'America's Most Wanted' covers mid-Mo. murder

A mid-Missouri murder case is getting some national attention this weekend.

The popular TV show "America's Most Wanted," which normally tries to track down criminals, will instead offer a one hour special Saturday on Dale Helmig who was convicted of murdering his mother in 1995.

The show's producers say Helmig deserves a new trial.

"There's not one solid fact, nothing that ties my brother to this crime," said Richard Helmig, Dale's brother. "There's nothing."

Richard Helmig is adamant that Dale didn't kill their mother in 1993. "Absolutely not," he said. "They had a wonderful relationship."
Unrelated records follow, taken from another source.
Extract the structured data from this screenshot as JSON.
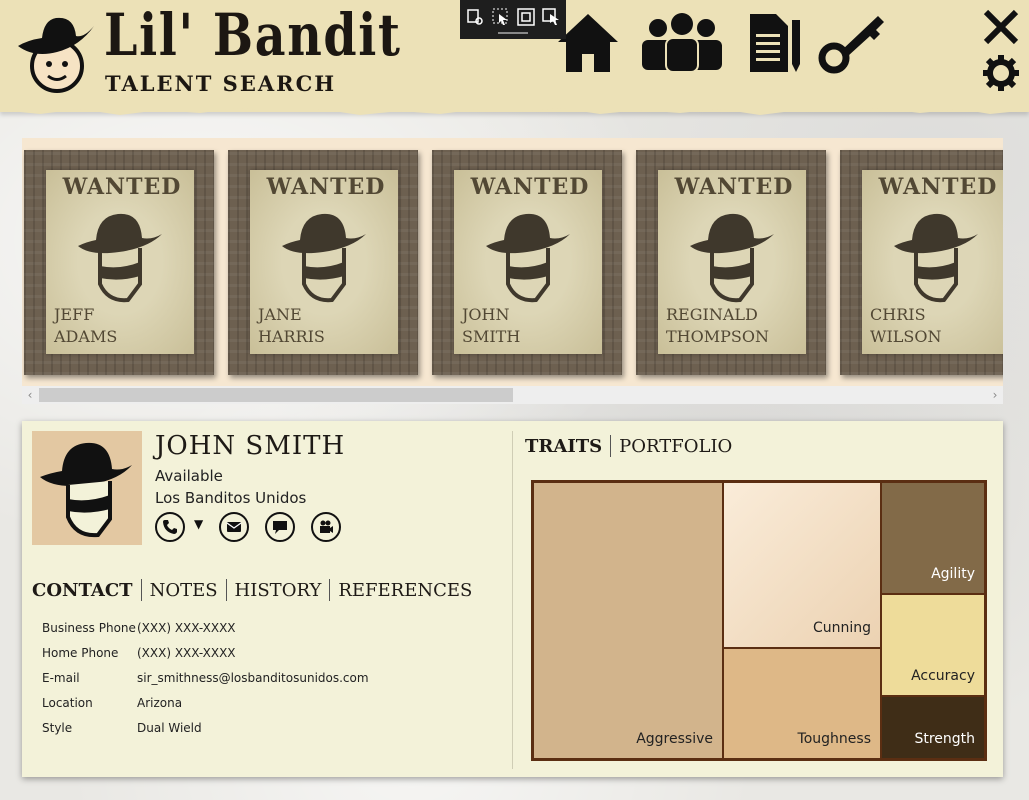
{
  "app": {
    "title": "Lil' Bandit",
    "subtitle": "TALENT SEARCH"
  },
  "nav": {
    "icons": [
      "home-icon",
      "people-icon",
      "document-icon",
      "key-icon"
    ]
  },
  "window_controls": [
    "close-icon",
    "gear-icon"
  ],
  "candidates": [
    {
      "wanted": "WANTED",
      "first": "JEFF",
      "last": "ADAMS"
    },
    {
      "wanted": "WANTED",
      "first": "JANE",
      "last": "HARRIS"
    },
    {
      "wanted": "WANTED",
      "first": "JOHN",
      "last": "SMITH"
    },
    {
      "wanted": "WANTED",
      "first": "REGINALD",
      "last": "THOMPSON"
    },
    {
      "wanted": "WANTED",
      "first": "CHRIS",
      "last": "WILSON"
    }
  ],
  "profile": {
    "name": "JOHN SMITH",
    "status": "Available",
    "organization": "Los Banditos Unidos",
    "actions": [
      "phone-icon",
      "mail-icon",
      "chat-icon",
      "video-icon"
    ]
  },
  "left_tabs": [
    "CONTACT",
    "NOTES",
    "HISTORY",
    "REFERENCES"
  ],
  "right_tabs": [
    "TRAITS",
    "PORTFOLIO"
  ],
  "contact": [
    {
      "label": "Business Phone",
      "value": "(XXX) XXX-XXXX"
    },
    {
      "label": "Home Phone",
      "value": "(XXX) XXX-XXXX"
    },
    {
      "label": "E-mail",
      "value": "sir_smithness@losbanditosunidos.com"
    },
    {
      "label": "Location",
      "value": "Arizona"
    },
    {
      "label": "Style",
      "value": "Dual Wield"
    }
  ],
  "traits": {
    "aggressive": "Aggressive",
    "cunning": "Cunning",
    "toughness": "Toughness",
    "agility": "Agility",
    "accuracy": "Accuracy",
    "strength": "Strength"
  },
  "colors": {
    "header": "#ece1b7",
    "panel": "#f3f2d9",
    "treemap_border": "#5b2e12",
    "aggressive": "#d2b48c",
    "cunning": "#f3dfc6",
    "toughness": "#deb887",
    "agility": "#826a48",
    "accuracy": "#eedc9a",
    "strength": "#3f2d17"
  }
}
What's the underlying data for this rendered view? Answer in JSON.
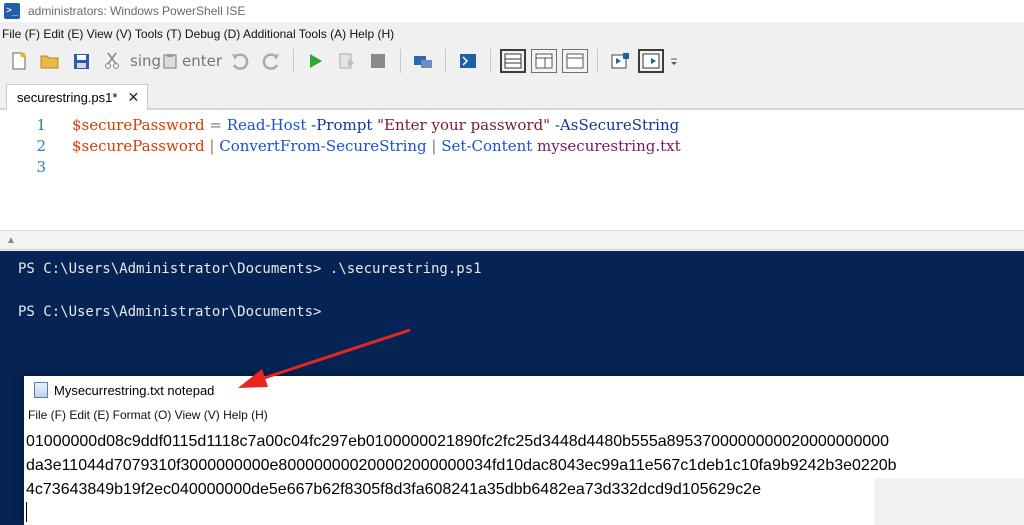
{
  "window": {
    "title": "administrators: Windows PowerShell ISE",
    "app_icon": "powershell-icon"
  },
  "menu": "File (F) Edit (E) View (V) Tools (T) Debug (D) Additional Tools (A) Help (H)",
  "toolbar": {
    "sing_label": "sing",
    "enter_label": "enter"
  },
  "tab": {
    "label": "securestring.ps1*"
  },
  "editor": {
    "lines": [
      {
        "num": "1",
        "var": "$securePassword",
        "op1": " = ",
        "cmd": "Read-Host",
        "param1": " -Prompt",
        "str": " \"Enter your password\"",
        "param2": " -AsSecureString"
      },
      {
        "num": "2",
        "var": "$securePassword",
        "op1": " | ",
        "cmd": "ConvertFrom-SecureString",
        "op2": " | ",
        "cmd2": "Set-Content",
        "arg": " mysecurestring.txt"
      },
      {
        "num": "3"
      }
    ]
  },
  "console": {
    "line1": "PS C:\\Users\\Administrator\\Documents> .\\securestring.ps1",
    "line2": "PS C:\\Users\\Administrator\\Documents>"
  },
  "notepad": {
    "title": "Mysecurrestring.txt notepad",
    "menu": "File (F) Edit (E) Format (O) View (V) Help (H)",
    "content_lines": [
      "01000000d08c9ddf0115d1118c7a00c04fc297eb0100000021890fc2fc25d3448d4480b555a8953700000000020000000000",
      "da3e11044d7079310f3000000000e800000000200002000000034fd10dac8043ec99a11e567c1deb1c10fa9b9242b3e0220b",
      "4c73643849b19f2ec040000000de5e667b62f8305f8d3fa608241a35dbb6482ea73d332dcd9d105629c2e"
    ]
  },
  "colors": {
    "console_bg": "#052455",
    "variable": "#d83b01",
    "cmdlet": "#1a4fd6",
    "string": "#7a1a3a",
    "line_number": "#2b7bb2",
    "annotation_arrow": "#e8261e"
  }
}
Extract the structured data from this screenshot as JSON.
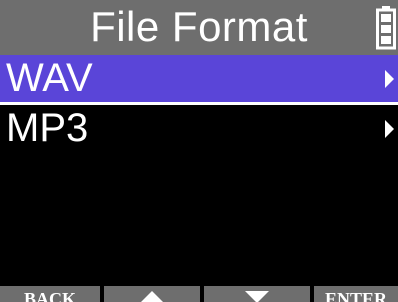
{
  "header": {
    "title": "File Format",
    "battery_icon": "battery-full-icon"
  },
  "menu": {
    "items": [
      {
        "label": "WAV",
        "selected": true,
        "arrow_icon": "chevron-right-icon"
      },
      {
        "label": "MP3",
        "selected": false,
        "arrow_icon": "chevron-right-icon"
      }
    ]
  },
  "softkeys": {
    "back_label": "BACK",
    "up_icon": "triangle-up-icon",
    "down_icon": "triangle-down-icon",
    "enter_label": "ENTER"
  },
  "colors": {
    "title_bar": "#6e6e6e",
    "selection": "#5a45d8",
    "background": "#000000",
    "text": "#ffffff"
  }
}
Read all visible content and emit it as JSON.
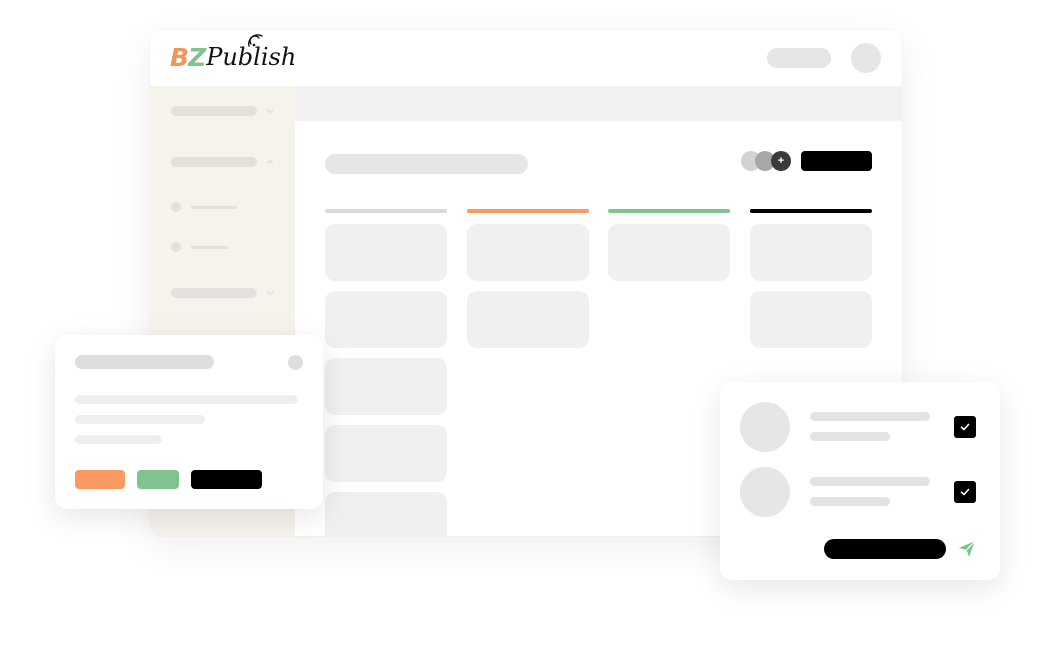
{
  "brand": {
    "logo_part1": "B",
    "logo_part2": "Z",
    "logo_part3": "Publish",
    "accent_orange": "#f89a62",
    "accent_green": "#7fc391",
    "accent_black": "#000000"
  },
  "board": {
    "add_member_glyph": "+",
    "columns": [
      {
        "color": "#d9d9d9",
        "cards": 5
      },
      {
        "color": "#f89a62",
        "cards": 2
      },
      {
        "color": "#7fc391",
        "cards": 1
      },
      {
        "color": "#000000",
        "cards": 2
      }
    ]
  },
  "icons": {
    "send": "send-icon",
    "check": "check-icon",
    "chevron": "chevron-icon"
  }
}
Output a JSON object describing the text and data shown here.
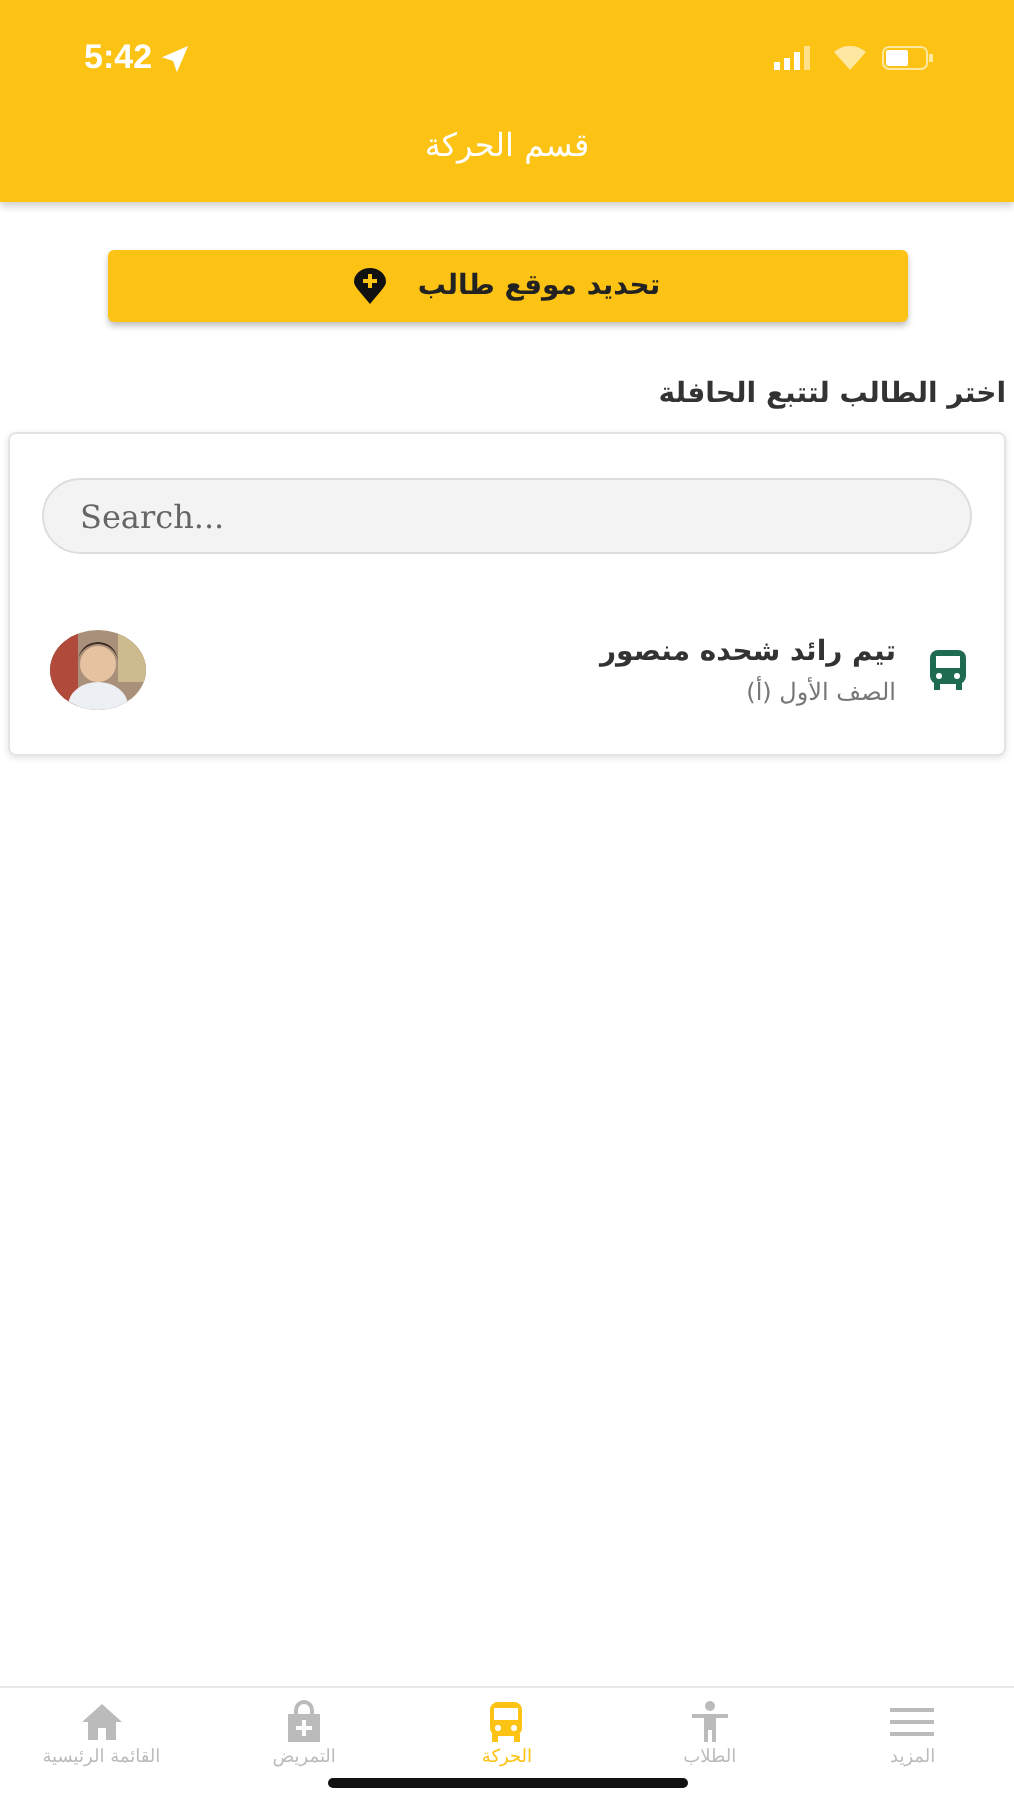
{
  "status_bar": {
    "time": "5:42"
  },
  "header": {
    "title": "قسم الحركة"
  },
  "action_button": {
    "label": "تحديد موقع طالب"
  },
  "section_title": "اختر الطالب لتتبع الحافلة",
  "search": {
    "placeholder": "Search..."
  },
  "students": [
    {
      "name": "تيم رائد شحده منصور",
      "grade": "الصف الأول (أ)"
    }
  ],
  "tab_bar": [
    {
      "label": "المزيد",
      "kind": "menu",
      "selected": false
    },
    {
      "label": "الطلاب",
      "kind": "student",
      "selected": false
    },
    {
      "label": "الحركة",
      "kind": "bus",
      "selected": true
    },
    {
      "label": "التمريض",
      "kind": "nursing",
      "selected": false
    },
    {
      "label": "القائمة الرئيسية",
      "kind": "home",
      "selected": false
    }
  ]
}
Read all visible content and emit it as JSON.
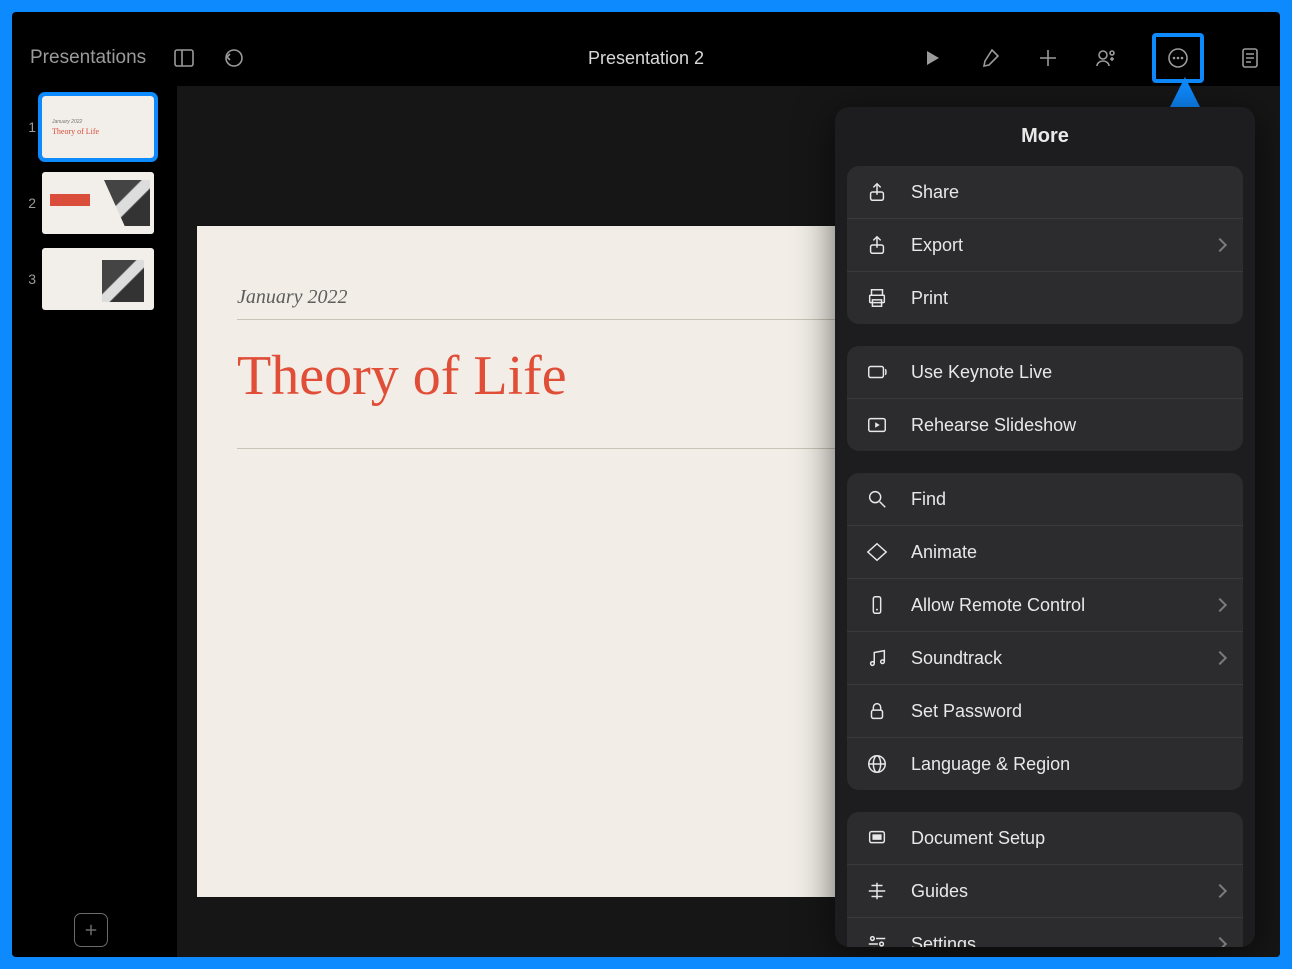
{
  "toolbar": {
    "back_label": "Presentations",
    "title": "Presentation 2"
  },
  "slide": {
    "date": "January 2022",
    "title": "Theory of Life"
  },
  "thumbs": {
    "t1": {
      "num": "1",
      "date": "January 2022",
      "title": "Theory of Life"
    },
    "t2": {
      "num": "2"
    },
    "t3": {
      "num": "3"
    }
  },
  "popover": {
    "title": "More",
    "g1": {
      "share": "Share",
      "export": "Export",
      "print": "Print"
    },
    "g2": {
      "live": "Use Keynote Live",
      "rehearse": "Rehearse Slideshow"
    },
    "g3": {
      "find": "Find",
      "animate": "Animate",
      "remote": "Allow Remote Control",
      "soundtrack": "Soundtrack",
      "password": "Set Password",
      "lang": "Language & Region"
    },
    "g4": {
      "docsetup": "Document Setup",
      "guides": "Guides",
      "settings": "Settings"
    }
  }
}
During the Great Flood of '93, their mother, Norma Helmig, disappeared. Her body was found along the Osage River. Richard says then-prosecutor Kenny Hulshof zeroed in on his brother.

"Instead of letting the evidence lead them to the perpetrator," said Helmig. "They went out and found out everything they could use against" Dale.

Richard says there were a number of missteps at trial, including a lack of evidence.

"They twisted the facts," he said. "They lied, flat out lied on the witness stand. They manipulated evidence. They did everything they could."

Dale Helmig has been behind bars for almost 14 years. He's serving a life sentence without the possibility of parole. But his case is getting a second look - thanks to "America's Most Wanted."

"I think there are lots of people that realize there are innocent people in jail," said the show's host, John Walsh. "That the criminal justice system is the criminal injustice system."

In a video preview on the show's Web site, Walsh says there were "prosecutorial missteps" during the trial. We were unable to contact Hulshof but he has said previously that he stands by the jury's decision.

Richard Helmig noted that the conviction of Joshua Kezer - another case prosecuted by Hulshof - was recently set aside and that gives the family hope.

"America's Most Wanted" will devote an entire show, a full hour, to the Helmig story Sat. May 30 at 8 p.m.

Richard hopes the publicity will prompt authorities to give his brother's case a second look.

"We're asking for a new trial," he said. "That's all we're asking for. Just a new trial. Let the facts come out and I guarantee you that the outcome will be different."